We ran a poll on the Slack discussion, admittedly not the most representative of samples, but the results were interesting. Almost nobody favoured either exploratory platforms — which have long been a staple of “big data” visualisation — and, equally, static “micro-outputs” won little support. Instead, the favourites were “guided experiences” and “personalised/localised outputs”.

Slack poll that shows respondents prefer guided experiences and personalised/localised outputs.
Slack poll that shows respondents prefer guided experiences and personalised/localised outputs.

I think this response speaks to a growing realisation that there is a relatively low level of data literacy in the public at large, and that it is important to offer accessible stories and insights that can connect with the specific issues and places that matter to individual people.

It is also worth noting here that our early user testing suggests that the expert users capable of engaging with a more open-ended data exploration experience often prefer to download the raw data and visualise it themselves using whichever one of the vast array of dataviz tools on the market best suits their specific needs. Thus, it’s quite possible that custom-built exploratory dataviz platforms and chart builders may be serving an ever-diminishing audience.

However, at the other end of the spectrum, I tend to disagree with the apparent writing off of made-for-mobile/social media dataviz, which I would see as playing an important role in bringing insights to a wider general public audience. In this age of “fake news”, I would see clear and relatable visuals from trusted sources as an essential means to disseminate accurate information, as we have seen during the COVID-19 pandemic.

The future?

In relation to my own work, this is only the first step in a pretty long journey. In the UK, the next census is planned to take place in March 2021, with the data to be released sometime in mid 2022, and I think it’s fair to say that we can expect to see important innovations in this space between now and then.

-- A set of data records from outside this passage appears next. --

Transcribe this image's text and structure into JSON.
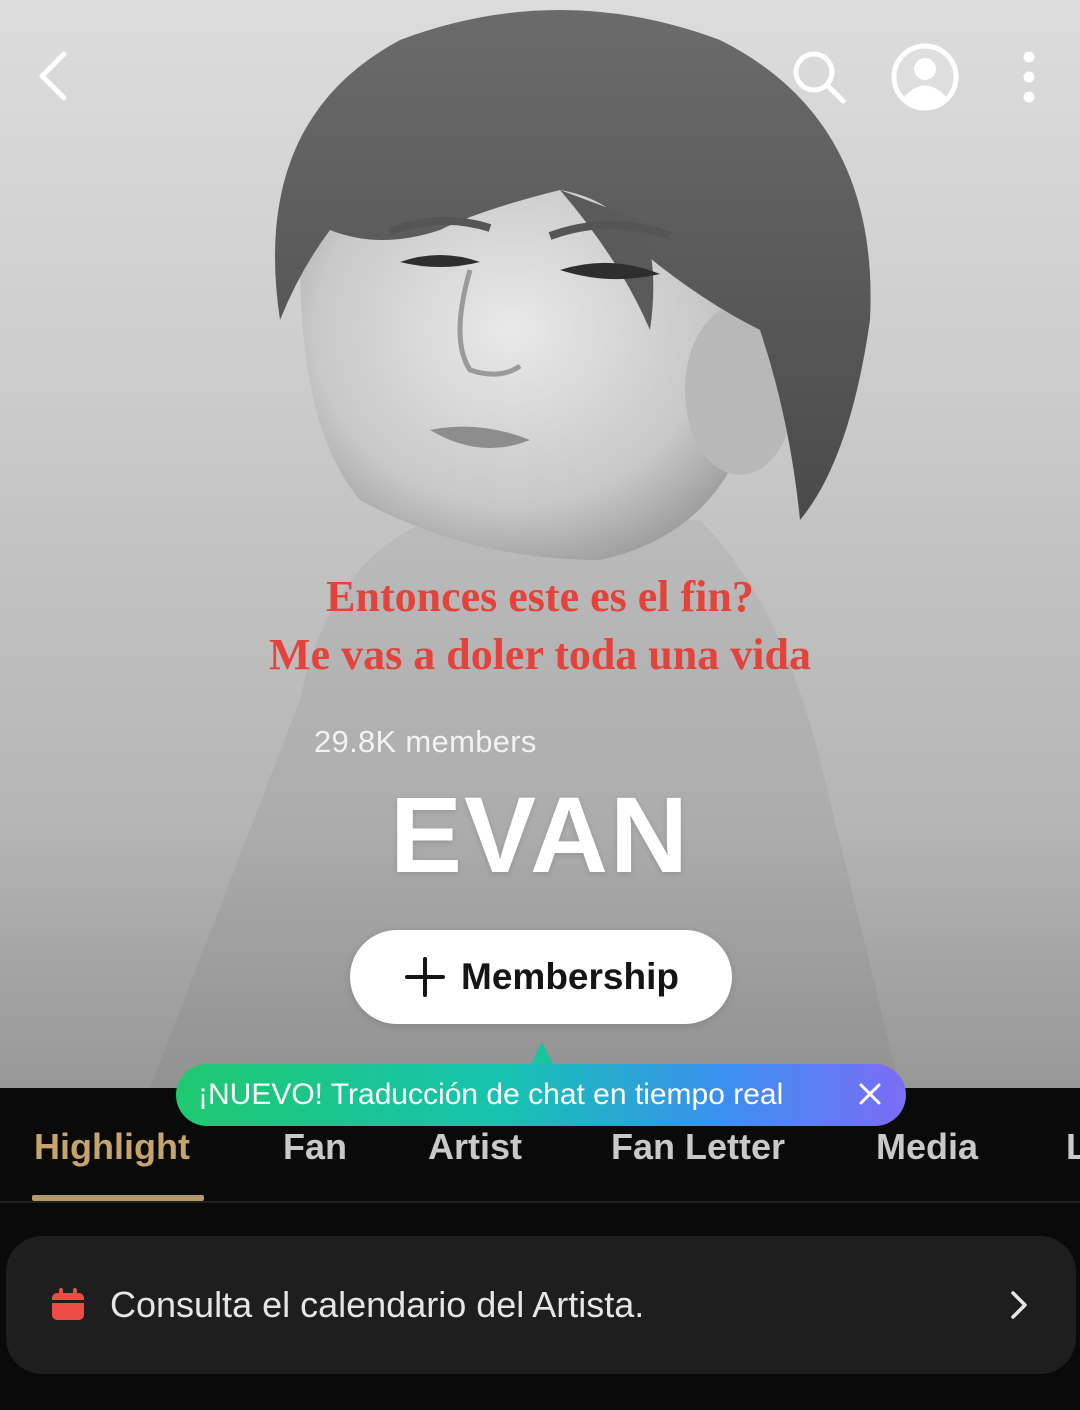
{
  "header": {
    "back_icon": "back-chevron-icon",
    "search_icon": "search-icon",
    "profile_icon": "profile-avatar-icon",
    "more_icon": "more-vertical-icon"
  },
  "overlay_caption": {
    "line1": "Entonces este es el fin?",
    "line2": "Me vas a doler toda una vida",
    "color": "#e4433c"
  },
  "community": {
    "members": "29.8K members",
    "artist_name": "EVAN",
    "membership_button": "Membership"
  },
  "tooltip": {
    "text": "¡NUEVO! Traducción de chat en tiempo real",
    "close_icon": "close-icon"
  },
  "tabs": [
    {
      "label": "Highlight",
      "active": true
    },
    {
      "label": "Fan",
      "active": false
    },
    {
      "label": "Artist",
      "active": false
    },
    {
      "label": "Fan Letter",
      "active": false
    },
    {
      "label": "Media",
      "active": false
    },
    {
      "label": "L",
      "active": false
    }
  ],
  "calendar_card": {
    "text": "Consulta el calendario del Artista.",
    "icon": "calendar-icon",
    "icon_color": "#ef4b45",
    "chevron_icon": "chevron-right-icon"
  },
  "colors": {
    "accent_tab": "#c5a46d",
    "background": "#0a0a0a",
    "card": "#1e1e1e"
  }
}
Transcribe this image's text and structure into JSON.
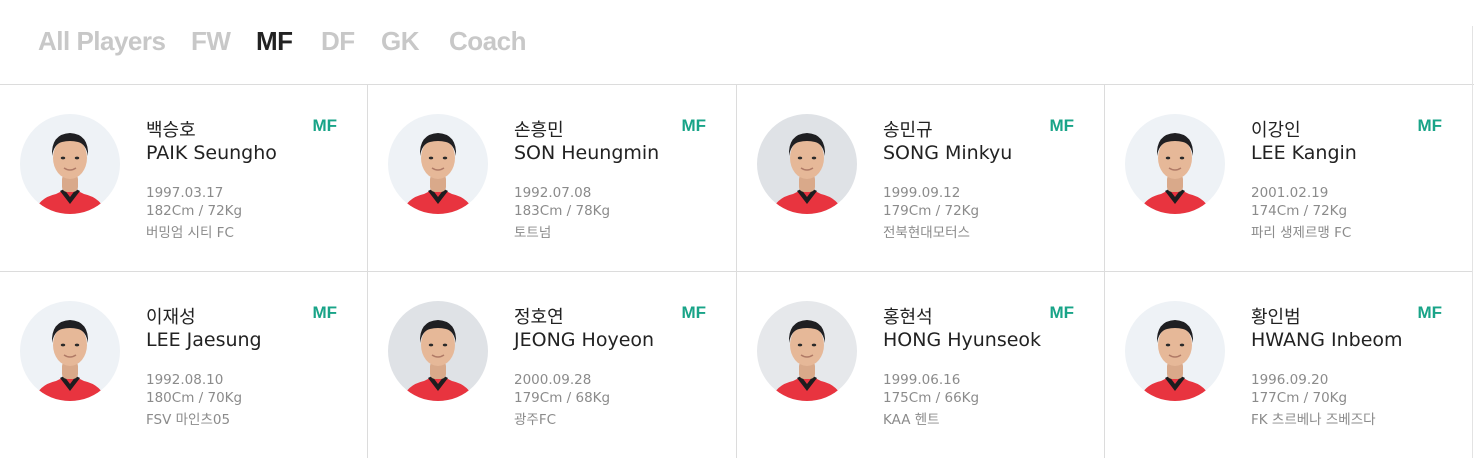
{
  "tabs": [
    {
      "label": "All Players",
      "active": false
    },
    {
      "label": "FW",
      "active": false
    },
    {
      "label": "MF",
      "active": true
    },
    {
      "label": "DF",
      "active": false
    },
    {
      "label": "GK",
      "active": false
    },
    {
      "label": "Coach",
      "active": false
    }
  ],
  "colors": {
    "accent": "#19a488",
    "jersey": "#e8343f",
    "tab_inactive": "#c8c8c8",
    "tab_active": "#222222"
  },
  "players": [
    {
      "name_ko": "백승호",
      "name_en": "PAIK Seungho",
      "position": "MF",
      "birth": "1997.03.17",
      "body": "182Cm / 72Kg",
      "club": "버밍엄 시티 FC"
    },
    {
      "name_ko": "손흥민",
      "name_en": "SON Heungmin",
      "position": "MF",
      "birth": "1992.07.08",
      "body": "183Cm / 78Kg",
      "club": "토트넘"
    },
    {
      "name_ko": "송민규",
      "name_en": "SONG Minkyu",
      "position": "MF",
      "birth": "1999.09.12",
      "body": "179Cm / 72Kg",
      "club": "전북현대모터스"
    },
    {
      "name_ko": "이강인",
      "name_en": "LEE Kangin",
      "position": "MF",
      "birth": "2001.02.19",
      "body": "174Cm / 72Kg",
      "club": "파리 생제르맹 FC"
    },
    {
      "name_ko": "이재성",
      "name_en": "LEE Jaesung",
      "position": "MF",
      "birth": "1992.08.10",
      "body": "180Cm / 70Kg",
      "club": "FSV 마인츠05"
    },
    {
      "name_ko": "정호연",
      "name_en": "JEONG Hoyeon",
      "position": "MF",
      "birth": "2000.09.28",
      "body": "179Cm / 68Kg",
      "club": "광주FC"
    },
    {
      "name_ko": "홍현석",
      "name_en": "HONG Hyunseok",
      "position": "MF",
      "birth": "1999.06.16",
      "body": "175Cm / 66Kg",
      "club": "KAA 헨트"
    },
    {
      "name_ko": "황인범",
      "name_en": "HWANG Inbeom",
      "position": "MF",
      "birth": "1996.09.20",
      "body": "177Cm / 70Kg",
      "club": "FK 츠르베나 즈베즈다"
    }
  ]
}
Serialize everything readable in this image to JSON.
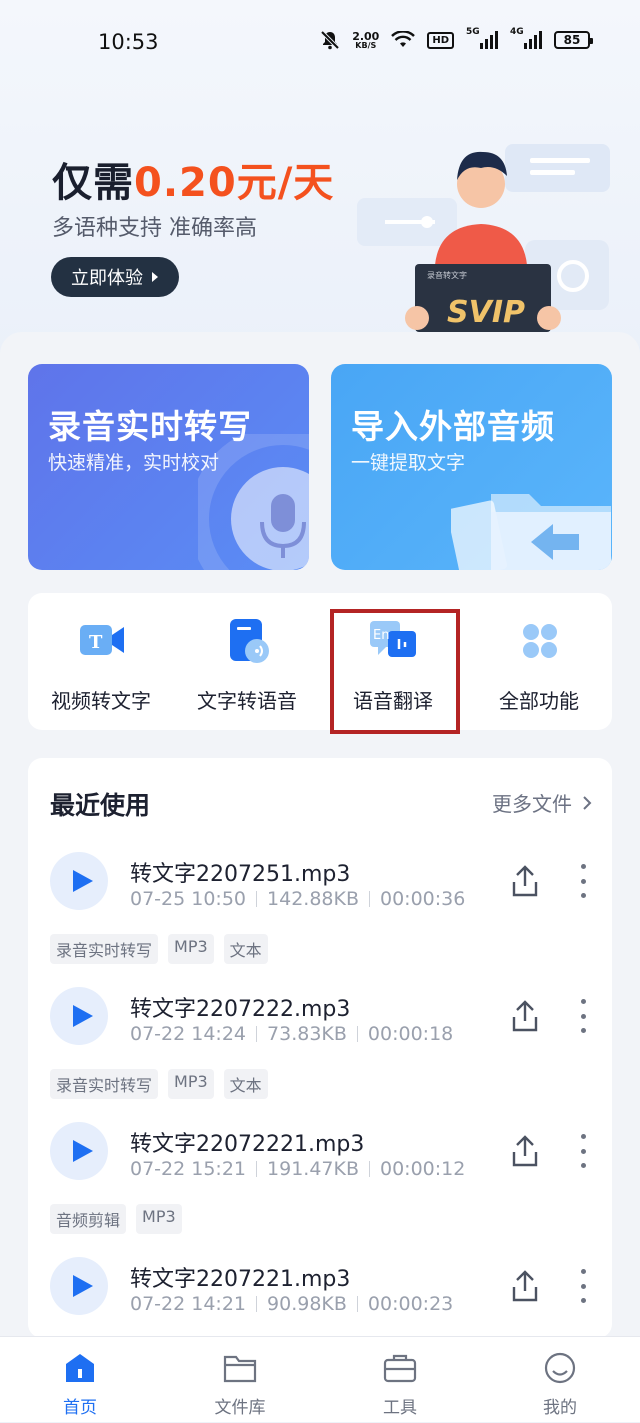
{
  "status": {
    "time": "10:53",
    "net_speed": "2.00",
    "net_unit": "KB/S",
    "hd": "HD",
    "sig1": "5G",
    "sig2": "4G",
    "battery": "85"
  },
  "promo": {
    "title_a": "仅需",
    "price": "0.20元/天",
    "subtitle": "多语种支持 准确率高",
    "button": "立即体验",
    "badge_small": "录音转文字",
    "badge_big": "SVIP"
  },
  "cards": [
    {
      "title": "录音实时转写",
      "subtitle": "快速精准，实时校对"
    },
    {
      "title": "导入外部音频",
      "subtitle": "一键提取文字"
    }
  ],
  "functions": [
    {
      "label": "视频转文字",
      "icon": "video-text-icon",
      "icon_text": "T"
    },
    {
      "label": "文字转语音",
      "icon": "text-speech-icon"
    },
    {
      "label": "语音翻译",
      "icon": "voice-translate-icon",
      "icon_text": "En"
    },
    {
      "label": "全部功能",
      "icon": "grid-icon"
    }
  ],
  "recent": {
    "title": "最近使用",
    "more": "更多文件",
    "items": [
      {
        "name": "转文字2207251.mp3",
        "date": "07-25 10:50",
        "size": "142.88KB",
        "duration": "00:00:36",
        "tags": [
          "录音实时转写",
          "MP3",
          "文本"
        ]
      },
      {
        "name": "转文字2207222.mp3",
        "date": "07-22 14:24",
        "size": "73.83KB",
        "duration": "00:00:18",
        "tags": [
          "录音实时转写",
          "MP3",
          "文本"
        ]
      },
      {
        "name": "转文字22072221.mp3",
        "date": "07-22 15:21",
        "size": "191.47KB",
        "duration": "00:00:12",
        "tags": [
          "音频剪辑",
          "MP3"
        ]
      },
      {
        "name": "转文字2207221.mp3",
        "date": "07-22 14:21",
        "size": "90.98KB",
        "duration": "00:00:23",
        "tags": []
      }
    ]
  },
  "nav": [
    {
      "label": "首页",
      "icon": "home-icon",
      "active": true
    },
    {
      "label": "文件库",
      "icon": "folder-icon",
      "active": false
    },
    {
      "label": "工具",
      "icon": "toolbox-icon",
      "active": false
    },
    {
      "label": "我的",
      "icon": "profile-icon",
      "active": false
    }
  ],
  "colors": {
    "accent": "#1e6ff2",
    "price": "#f4511e",
    "highlight": "#b42424"
  }
}
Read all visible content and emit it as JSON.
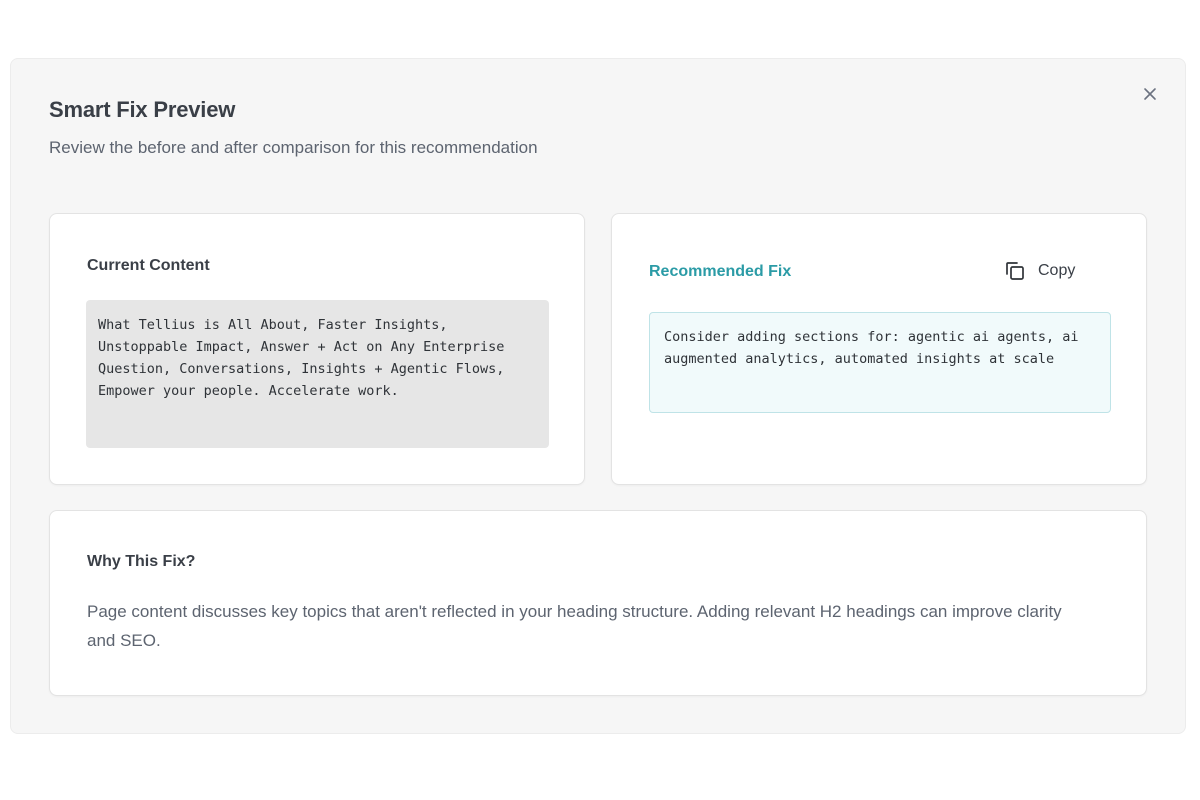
{
  "dialog": {
    "title": "Smart Fix Preview",
    "subtitle": "Review the before and after comparison for this recommendation",
    "close_icon": "close-icon"
  },
  "current": {
    "heading": "Current Content",
    "text": "What Tellius is All About, Faster Insights, Unstoppable Impact, Answer + Act on Any Enterprise Question, Conversations, Insights + Agentic Flows, Empower your people. Accelerate work."
  },
  "fix": {
    "heading": "Recommended Fix",
    "copy_label": "Copy",
    "copy_icon": "copy-icon",
    "text": "Consider adding sections for: agentic ai agents, ai augmented analytics, automated insights at scale"
  },
  "why": {
    "heading": "Why This Fix?",
    "text": "Page content discusses key topics that aren't reflected in your heading structure. Adding relevant H2 headings can improve clarity and SEO."
  },
  "colors": {
    "accent": "#2b9ba6",
    "modal_bg": "#f6f6f6",
    "code_current_bg": "#e6e6e6",
    "code_fix_bg": "#f1fafb"
  }
}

And finally, of course, a big thank you to the many DVS members who contributed to the Slack discussion, including Mary Aviles, Alexandra Khoo, Amanda Makulec, Ben Oldenburg, Andrew Whitby, Nicole Edmonds, Darragh Murray, Phil Hawkins, Alok, Karl Tryggvason, Sandy Guberti-Ng, Guillaume Meigniez, Jan Zak, Steffen Kühne, Alan Wilson and Darren Lim.

Ahmad Barclay is an architect and UX designer presently working on census data visualisation with the Office for National Statistics (ONS) in the UK. He was previously a founding partner with the award winning social impact dataviz studio Visualizing Impact and co-initiated the historical mapping and open data project Palestine Open Maps.